Tuesday, September 8, 2009

Not creation ex nihilo: rather, a battle.


"I have now discussed three related intellectual tendencies that have historically led scholars away from a proper understanding of creation in the Hebrew Bible and related literature: the residue of the static Aristotelian conception of deity as perfect, unchanging being; the uncritical tendency to affirm the constancy of divine action; and the conversion of biblical creation theology into an affirmation of the goodness of whatever is. In my view, the overall effect of these three ways of thinking has been to trivialize creation by denying the creator a worthy opponent....When God creates something in a void, his act of creation is no longer a victory for justice and right order, nor can it be continued or reenergized by human action."

From Creation and the Persistence of Evil, by Jon D. Levenson (signed copy)
Library of Sonja, theology student
New Haven, Connecticut


Levenson argues that God created the world as a victory in the struggle against evil--a struggle which continues today--and that evil is not something God created along with goodness.
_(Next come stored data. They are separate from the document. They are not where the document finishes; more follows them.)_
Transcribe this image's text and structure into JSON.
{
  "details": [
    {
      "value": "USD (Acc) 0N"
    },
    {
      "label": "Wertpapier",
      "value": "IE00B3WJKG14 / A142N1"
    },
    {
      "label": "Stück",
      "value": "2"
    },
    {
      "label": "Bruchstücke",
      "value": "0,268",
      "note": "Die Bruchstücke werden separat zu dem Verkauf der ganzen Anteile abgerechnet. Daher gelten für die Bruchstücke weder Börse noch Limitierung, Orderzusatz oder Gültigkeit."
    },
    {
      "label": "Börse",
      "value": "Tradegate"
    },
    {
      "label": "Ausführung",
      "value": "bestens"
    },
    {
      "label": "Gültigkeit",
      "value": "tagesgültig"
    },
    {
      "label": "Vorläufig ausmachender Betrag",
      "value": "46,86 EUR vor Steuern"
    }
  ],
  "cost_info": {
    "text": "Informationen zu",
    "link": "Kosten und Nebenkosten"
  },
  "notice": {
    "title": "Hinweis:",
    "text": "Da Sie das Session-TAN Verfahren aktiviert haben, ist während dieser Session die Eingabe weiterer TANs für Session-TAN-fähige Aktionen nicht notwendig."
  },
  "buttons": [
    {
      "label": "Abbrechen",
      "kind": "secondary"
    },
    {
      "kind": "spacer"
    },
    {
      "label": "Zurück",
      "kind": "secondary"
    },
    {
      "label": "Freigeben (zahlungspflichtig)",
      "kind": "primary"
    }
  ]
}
Theology. As real as spoons and forks to Sonja, Levenson, and other religious people (perhaps they've just got that sort of brain). But for those of us trained in science and drawn to religion, it is hard to know how to react to such ideas. Does viewing the world as Levenson views it change the way you make decisions and face your life? Or is it just a curious thing he thinks about in his office at Princeton that need not concern you?